Jane Nicholson: HECToR stands for High End Computing Terascale Resource. It's the flagship academic computing service for the UK and is available to all scientific and engineering researchers in the UK academic community. HECToR is the latest in a line of academic computing services in the UK. The prior service was called HPCx. HECToR is an important part of the UK research infrastructure. An up-to-date computing facility adds to the resources academics have access to in universities.

HPCwire: What role does your organization, the Engineering and Physical Sciences Research Council, play with respect to HECToR?

Nicholson: We're one of seven research councils in the UK. EPSRC serves as the agent for procuring High End Computing academic services for three of the research councils: EPSRC, BBSRC and NERC. We run the procurement and provide a large share of the funding.
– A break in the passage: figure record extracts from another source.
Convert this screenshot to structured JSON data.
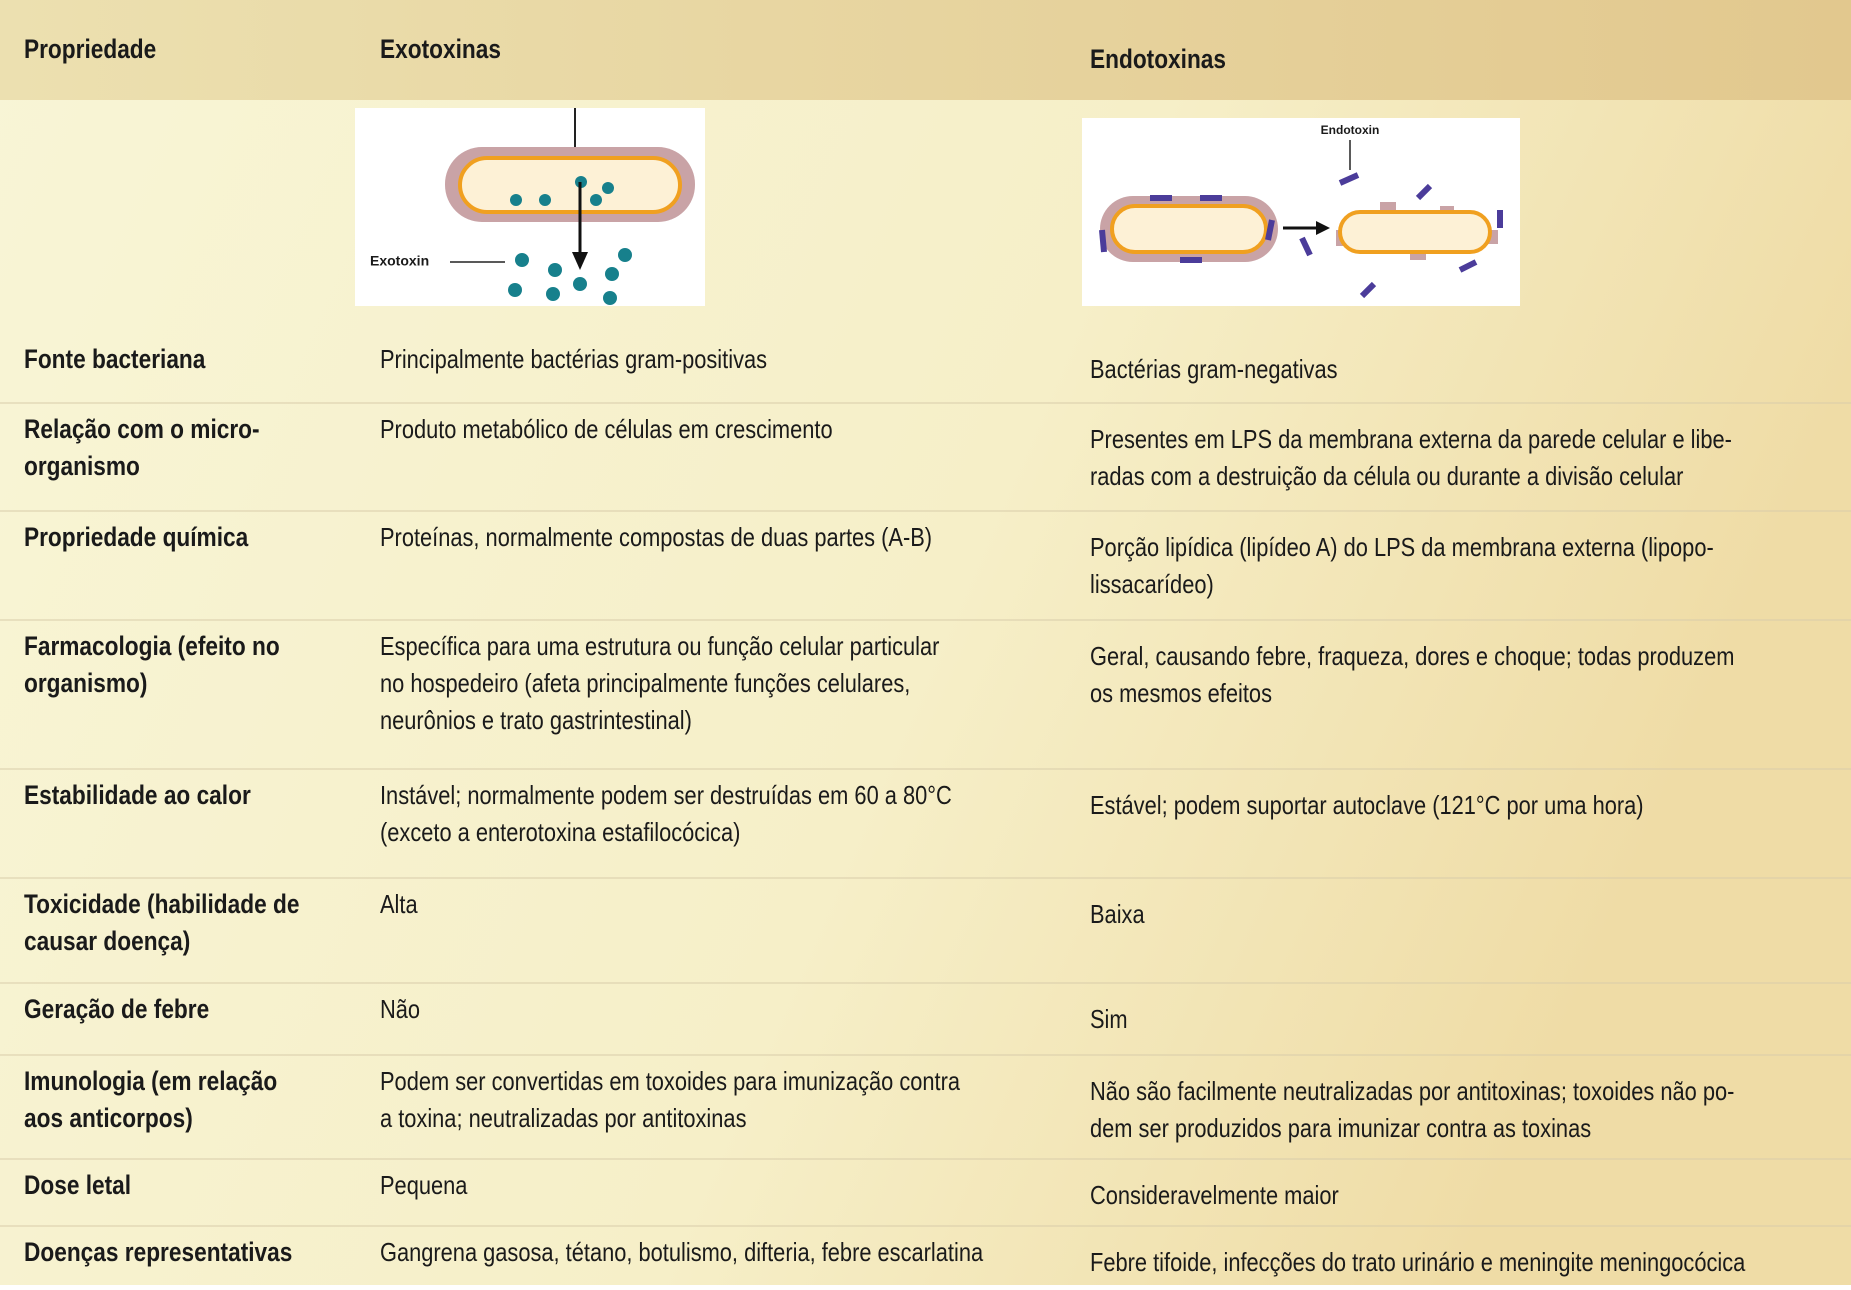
{
  "table": {
    "header": [
      "Propriedade",
      "Exotoxinas",
      "Endotoxinas"
    ],
    "figures": {
      "exotoxin_label": "Exotoxin",
      "endotoxin_label": "Endotoxin"
    },
    "rows": [
      [
        [
          "Fonte bacteriana"
        ],
        [
          "Principalmente bactérias gram-positivas"
        ],
        [
          "Bactérias gram-negativas"
        ]
      ],
      [
        [
          "Relação com o micro-",
          "organismo"
        ],
        [
          "Produto metabólico de células em crescimento"
        ],
        [
          "Presentes em LPS da membrana externa da parede celular e libe-",
          "radas com a destruição da célula ou durante a divisão celular"
        ]
      ],
      [
        [
          "Propriedade química"
        ],
        [
          "Proteínas, normalmente compostas de duas partes (A-B)"
        ],
        [
          "Porção lipídica (lipídeo A) do LPS da membrana externa (lipopo-",
          "lissacarídeo)"
        ]
      ],
      [
        [
          "Farmacologia (efeito no",
          "organismo)"
        ],
        [
          "Específica para uma estrutura ou função celular particular",
          "no hospedeiro (afeta principalmente funções celulares,",
          "neurônios e trato gastrintestinal)"
        ],
        [
          "Geral, causando febre, fraqueza, dores e choque; todas produzem",
          "os mesmos efeitos"
        ]
      ],
      [
        [
          "Estabilidade ao calor"
        ],
        [
          "Instável; normalmente podem ser destruídas em 60 a 80°C",
          "(exceto a enterotoxina estafilocócica)"
        ],
        [
          "Estável; podem suportar autoclave (121°C por uma hora)"
        ]
      ],
      [
        [
          "Toxicidade (habilidade de",
          "causar doença)"
        ],
        [
          "Alta"
        ],
        [
          "Baixa"
        ]
      ],
      [
        [
          "Geração de febre"
        ],
        [
          "Não"
        ],
        [
          "Sim"
        ]
      ],
      [
        [
          "Imunologia (em relação",
          "aos anticorpos)"
        ],
        [
          "Podem ser convertidas em toxoides para imunização contra",
          "a toxina; neutralizadas por antitoxinas"
        ],
        [
          "Não são facilmente neutralizadas por antitoxinas; toxoides não po-",
          "dem ser produzidos para imunizar contra as toxinas"
        ]
      ],
      [
        [
          "Dose letal"
        ],
        [
          "Pequena"
        ],
        [
          "Consideravelmente maior"
        ]
      ],
      [
        [
          "Doenças representativas"
        ],
        [
          "Gangrena gasosa, tétano, botulismo, difteria, febre escarlatina"
        ],
        [
          "Febre tifoide, infecções do trato urinário e meningite meningocócica"
        ]
      ]
    ]
  }
}
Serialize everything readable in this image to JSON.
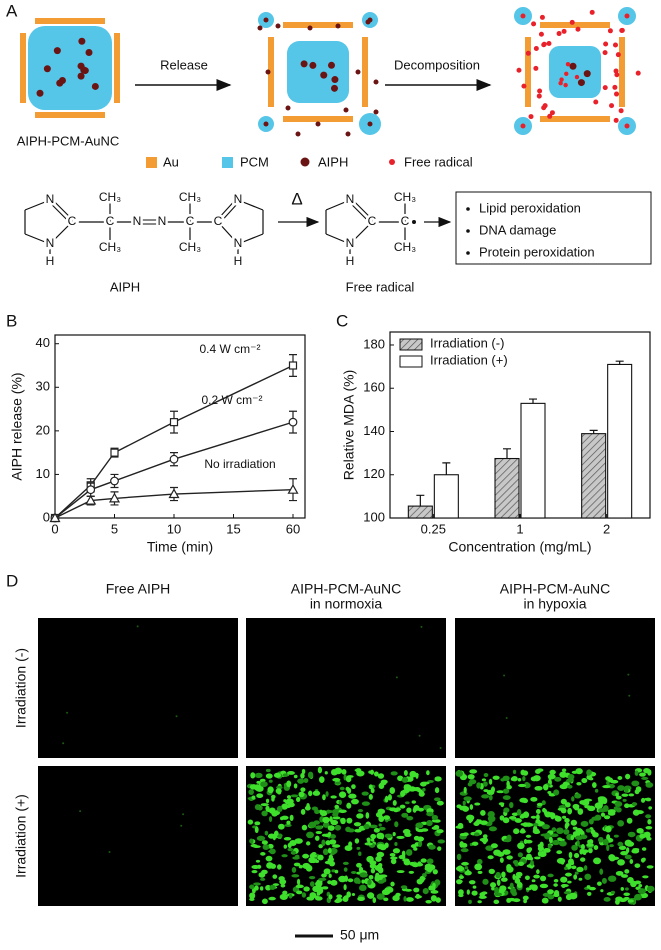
{
  "panel_labels": [
    "A",
    "B",
    "C",
    "D"
  ],
  "schematic": {
    "steps": [
      "Release",
      "Decomposition"
    ],
    "nanocage_label": "AIPH-PCM-AuNC",
    "legend": [
      "Au",
      "PCM",
      "AIPH",
      "Free radical"
    ],
    "aiph_structure": {
      "atoms": [
        "N",
        "C",
        "N",
        "H",
        "C",
        "CH₃",
        "CH₃",
        "N",
        "N",
        "C",
        "CH₃",
        "CH₃",
        "C",
        "N",
        "N",
        "H"
      ],
      "name": "AIPH"
    },
    "heat_symbol": "Δ",
    "radical_structure": {
      "atoms": [
        "N",
        "C",
        "N",
        "H",
        "C",
        "CH₃",
        "CH₃"
      ],
      "name": "Free radical"
    },
    "effects": [
      "Lipid peroxidation",
      "DNA damage",
      "Protein peroxidation"
    ]
  },
  "chart_data": [
    {
      "type": "line",
      "x_label": "Time (min)",
      "y_label": "AIPH release (%)",
      "x": [
        0,
        3,
        5,
        10,
        60
      ],
      "xlim": [
        0,
        60
      ],
      "xticks": [
        0,
        5,
        10,
        15,
        60
      ],
      "ylim": [
        0,
        42
      ],
      "yticks": [
        0,
        10,
        20,
        30,
        40
      ],
      "series": [
        {
          "name": "0.4 W cm⁻²",
          "marker": "square",
          "color": "#222222",
          "values": [
            0,
            7.5,
            15,
            22,
            35
          ],
          "errors": [
            null,
            1.5,
            1,
            2.5,
            2.5
          ]
        },
        {
          "name": "0.2 W cm⁻²",
          "marker": "circle",
          "color": "#222222",
          "values": [
            0,
            6.5,
            8.5,
            13.5,
            22
          ],
          "errors": [
            null,
            1.5,
            1.5,
            1.5,
            2.5
          ]
        },
        {
          "name": "No irradiation",
          "marker": "triangle",
          "color": "#222222",
          "values": [
            0,
            4,
            4.5,
            5.5,
            6.5
          ],
          "errors": [
            null,
            1,
            1.5,
            1.5,
            2.5
          ]
        }
      ]
    },
    {
      "type": "bar",
      "x_label": "Concentration (mg/mL)",
      "y_label": "Relative MDA (%)",
      "categories": [
        "0.25",
        "1",
        "2"
      ],
      "ylim": [
        100,
        186
      ],
      "yticks": [
        100,
        120,
        140,
        160,
        180
      ],
      "legend": "upper left",
      "series": [
        {
          "name": "Irradiation (-)",
          "color": "#9a9a9a",
          "hatch": true,
          "values": [
            105.5,
            127.5,
            139
          ],
          "errors": [
            5,
            4.5,
            1.5
          ]
        },
        {
          "name": "Irradiation (+)",
          "color": "#ffffff",
          "hatch": false,
          "values": [
            120,
            153,
            171
          ],
          "errors": [
            5.5,
            2,
            1.5
          ]
        }
      ]
    }
  ],
  "micrographs": {
    "columns": [
      [
        "Free AIPH"
      ],
      [
        "AIPH-PCM-AuNC",
        "in normoxia"
      ],
      [
        "AIPH-PCM-AuNC",
        "in hypoxia"
      ]
    ],
    "rows": [
      "Irradiation (-)",
      "Irradiation (+)"
    ],
    "scale_bar": "50 μm"
  }
}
EPSRC was formed in 1993 as an evolution of a previous research council called the Scientific and Engineering Research Council. Together, the seven UK research councils are roughly equivalent to America's NSF and NIH. The EPSRC itself is governed by a council consisting of leading researchers and industrialists in the UK. They act like a board of directors. Officially, the EPSRC is a nondepartmental government body. In sum, we're a government body that serves as a funding agency.

HPCwire: The initial system is a 63-peak-teraflop Cray XT4 that will morph in stages to a 250-teraflop system. Can you shed more light on that?

Nicholson: First, the Cray XT4 system is fully installed and working. It was installed in the August 2007 period, passed acceptance tests in September, became available to early users in that same month and to all users from 1 October 2007. Our agreement with Cray includes three phases. Phase 1 is the current 63-teraflop Cray XT4 system. Phase 2 is an upgrade to 250 peak teraflops in two years. Phase 3 is an optional upgrade two years after that to a substantially larger system.

HPCwire: Talk about the academic research community that will have access to the HECToR resource.

Nicholson: The prior HPCx service was based on a 15-teraflop computer that is still installed and has about 80 different research consortia working on it. Some have already moved to HECToR and we expect most to do so. Some of these groups are large, and others are small. There are just under 1,000 users on the current service. The vast majority of these are UK academics, but of course many of them are involved in collaborations with researchers all over the world.

Their disciplines range from the physical sciences and engineering to biology, biomedicine, environmental sciences and others. There is also research activity at and across the boundaries of disciplines, such as modelling blood flow in the heart. This brings together medical and biological researchers with physicists, and requires the use of CFD and structural analysis for the fluid-structures interactions.